L’innovation technologique constante fait évoluer le marché du travail dans le monde entier. Appréhender l’avenir de l’emploi à l’ère numérique implique de se détacher de la traditionnelle appréhension de ce marché.

La différenciation s’opère aujourd’hui en fonction du caractère routinier ou non des tâches : les travailleurs moyennement qualifiés qui effectuent des tâches répétitives sont davantage susceptibles d’être remplacés par un ordinateur, plus efficace, tandis que la part des emplois impliquant des tâches non routinières augmente.

Une étude intitulée Future of Work in the Digital Age, réalisée par la KU Leuven et l’université d’Utrecht  analyse la transition amorcée sur le marché du travail. Ces phénomènes façonnent le nouveau visage d’un marché du travail en pleine transition, marqué à la fois par le déclin du secteur manufacturier dans les pays développés et la croissance des services, avec d’un côté des emplois à faible technicité et bas salaire et, de l’autre, des emplois à haute technicité, fortement rémunérés.

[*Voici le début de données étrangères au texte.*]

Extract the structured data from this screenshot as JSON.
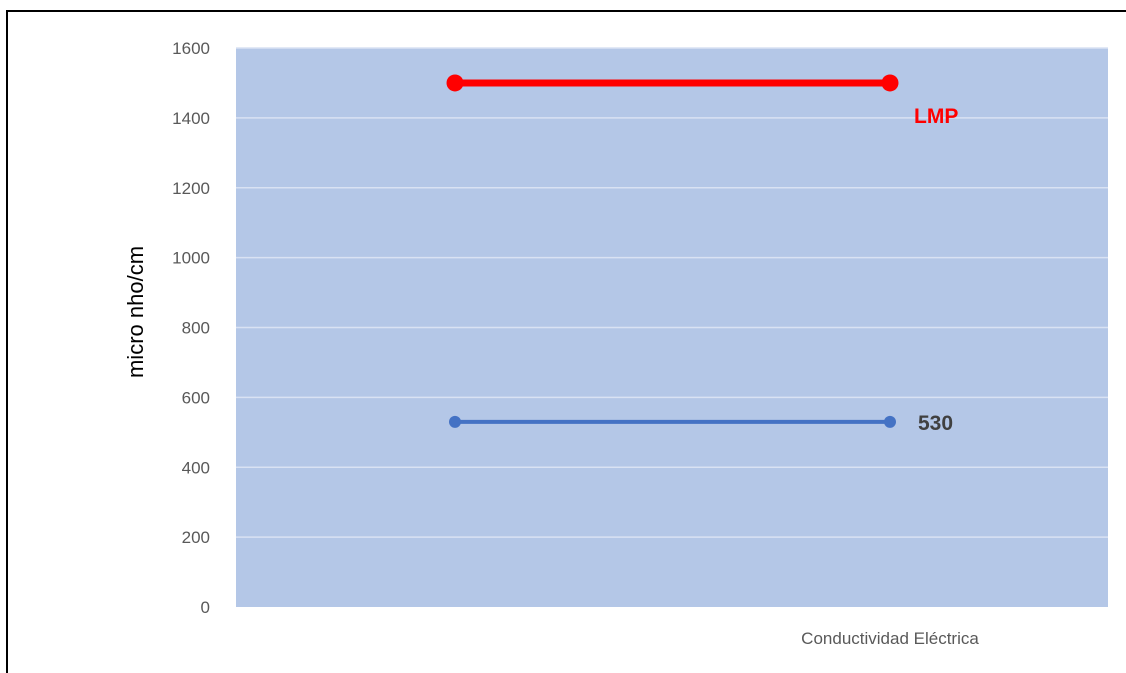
{
  "chart_data": {
    "type": "line",
    "ylabel": "micro nho/cm",
    "xlabel": "",
    "category_label": "Conductividad Eléctrica",
    "ylim": [
      0,
      1600
    ],
    "y_ticks": [
      0,
      200,
      400,
      600,
      800,
      1000,
      1200,
      1400,
      1600
    ],
    "grid": true,
    "x": [
      1,
      2
    ],
    "series": [
      {
        "name": "LMP",
        "values": [
          1500,
          1500
        ],
        "color": "#ff0000"
      },
      {
        "name": "530",
        "values": [
          530,
          530
        ],
        "color": "#4472c4"
      }
    ],
    "background_color": "#b4c7e7",
    "gridline_color": "#d9e2f3"
  }
}
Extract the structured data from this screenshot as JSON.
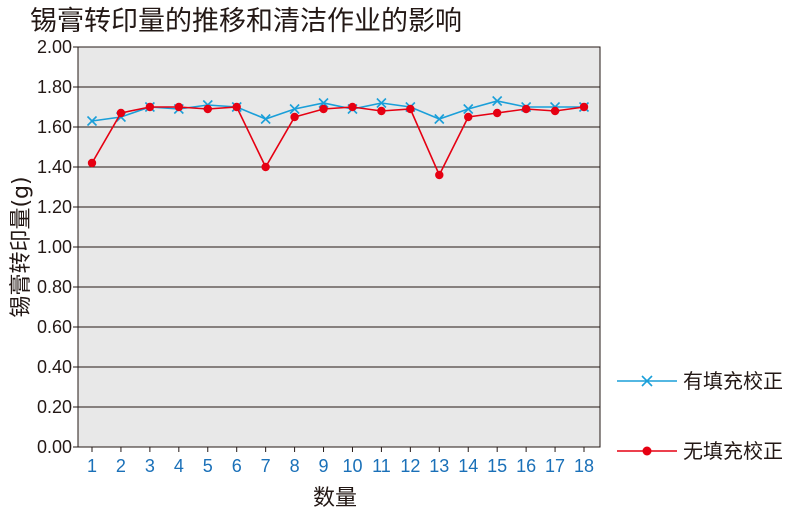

L’emploi progresse dans de nombreuses régions, au point que les entreprises ne parviennent pas à recruter, car même les candidats hautement qualifiés ne disposent pas des compétences adaptées aux postes à pourvoir. Les employeurs reprochent aux systèmes éducatifs actuels d’enseigner les compétences d’hier aux diplômés de demain. Beaucoup s’inquiètent du manque de compétences personnelles – qualités relationnelles, communication, capacité d’analyse et de résolution de problèmes. Cela montre clairement que les emplois dans les secteurs en croissance comme la santé, l’éducation et d’autres services en personne exigent des compétences différentes de celles qu’avaient acquises les travailleurs issus des secteurs en déclin tels que l’agriculture ou l’industrie manufacturière.

Les évolutions de l’ère numérique posent des questions de fond sur l’adaptation de la politique du marché du travail et des institutions, ainsi que la garantie de conditions de travail souples et d’une protection sociale acceptables. Il s’agit d’améliorer les opportunités en profitant du potentiel offert par de nouveaux modes de travail, tout en donnant à la main-d’œuvre une sécurité suffisante.

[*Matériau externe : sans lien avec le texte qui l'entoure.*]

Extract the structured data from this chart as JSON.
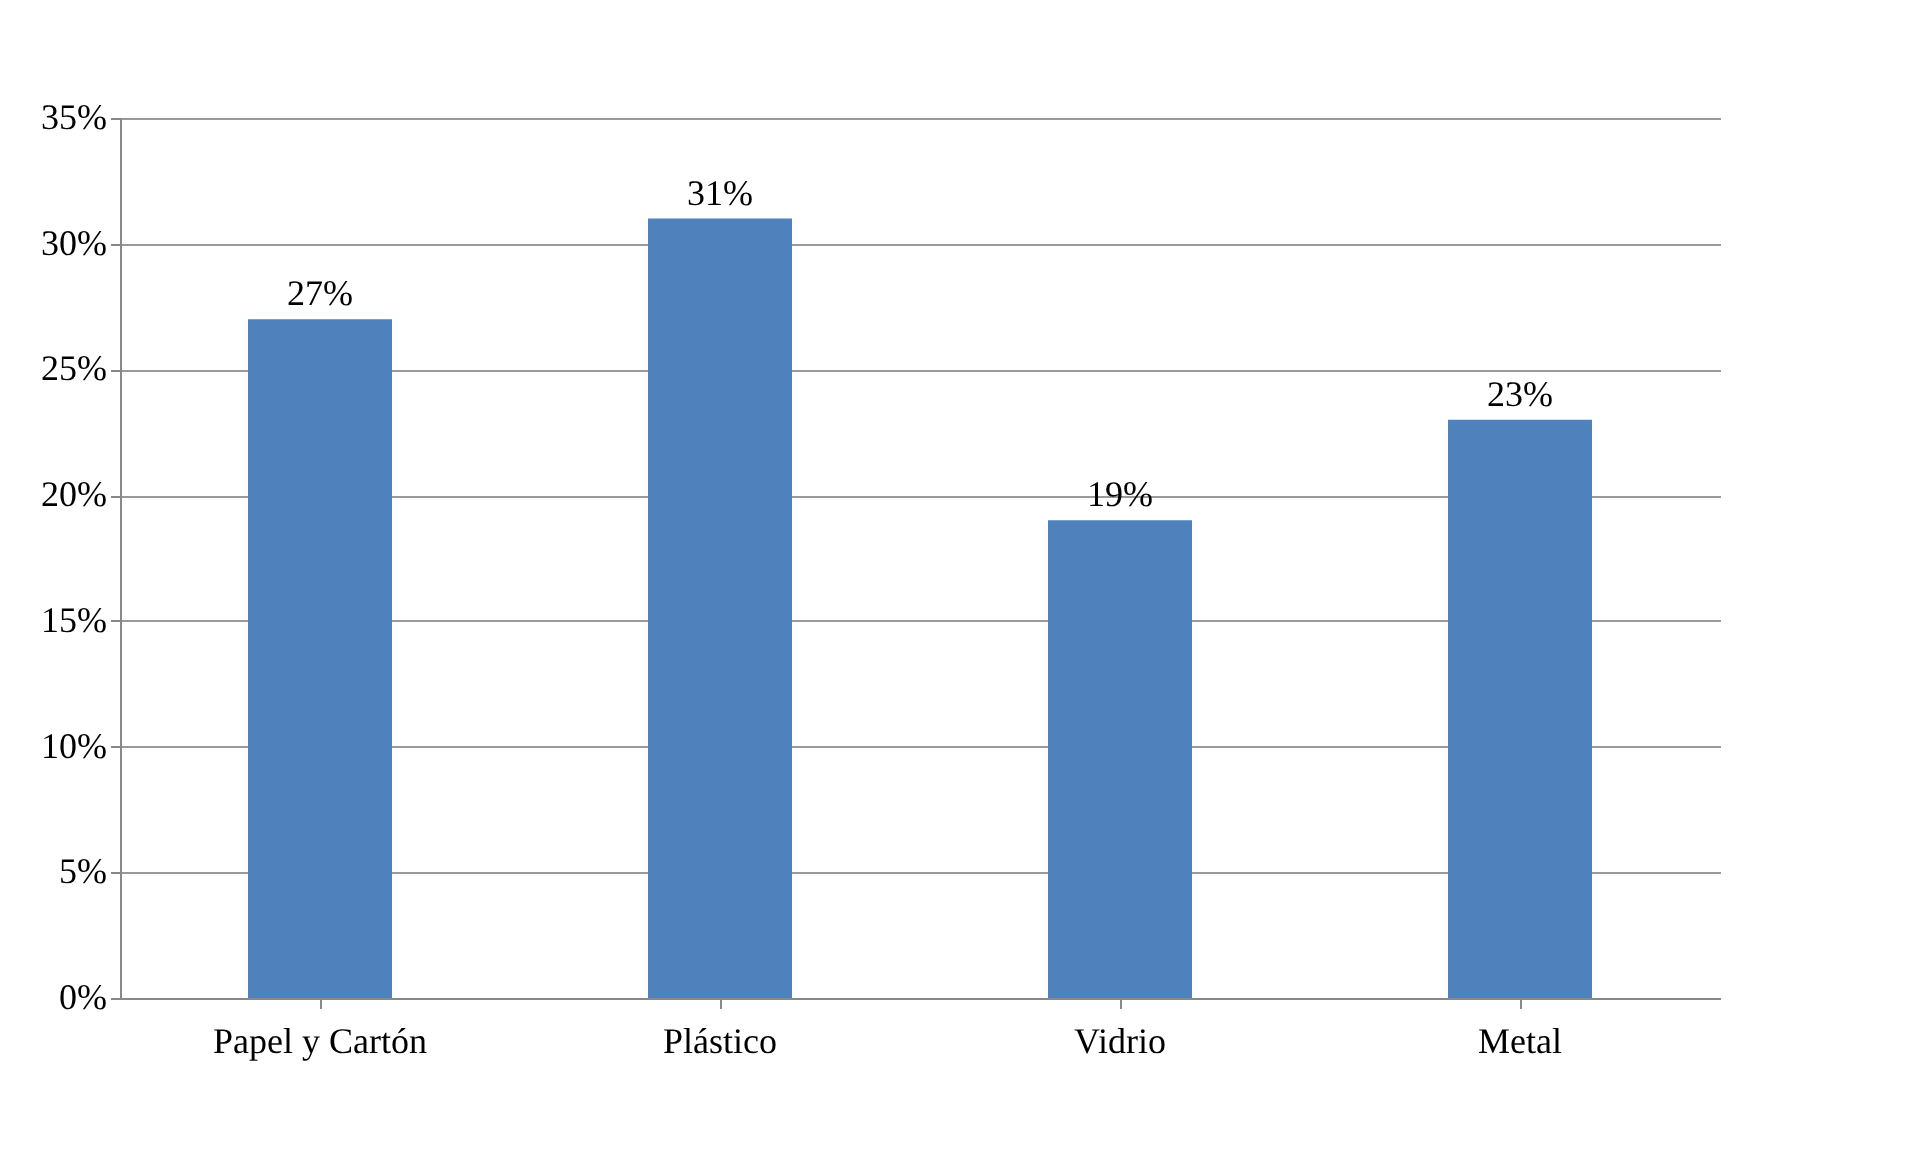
{
  "chart_data": {
    "type": "bar",
    "categories": [
      "Papel y Cartón",
      "Plástico",
      "Vidrio",
      "Metal"
    ],
    "values": [
      27,
      31,
      19,
      23
    ],
    "value_labels": [
      "27%",
      "31%",
      "19%",
      "23%"
    ],
    "color": "#4f81bd",
    "ylim": [
      0,
      35
    ],
    "yticks": [
      {
        "value": 0,
        "label": "0%"
      },
      {
        "value": 5,
        "label": "5%"
      },
      {
        "value": 10,
        "label": "10%"
      },
      {
        "value": 15,
        "label": "15%"
      },
      {
        "value": 20,
        "label": "20%"
      },
      {
        "value": 25,
        "label": "25%"
      },
      {
        "value": 30,
        "label": "30%"
      },
      {
        "value": 35,
        "label": "35%"
      }
    ],
    "grid": "y"
  }
}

Comme l’indiquent les auteurs, dans le contexte de l’évolution technologique, la différence se fait sur les compétences. Le paradoxe vient de la méconnaissance généralisée de la façon dont de nombreuses tâches sont accomplies, particulièrement celles qui nécessitent une intervention humaine et des aptitudes relationnelles. Ces tâches, qui demandent généralement peu d’efforts humains, restent particulièrement difficiles à transcrire en langage informatique.

« Nous devons devenir aussi innovants dans la création d’emplois de qualité que nous le sommes dans le développement de produits et services novateurs », invitait le ministre ivoirien de la Promotion de la Jeunesse et de l’Emploi des Jeunes, Mamadou Touré à l’occasion d’une émission de le grand débat, sur la chaine nationale.

Il importe que l’approche éducative évolue, afin d’éviter aux étudiants et aux jeunes d’être à l’écart des possibilités qui leur permettront de développer les aptitudes dont ils ont besoin à l’ère numérique.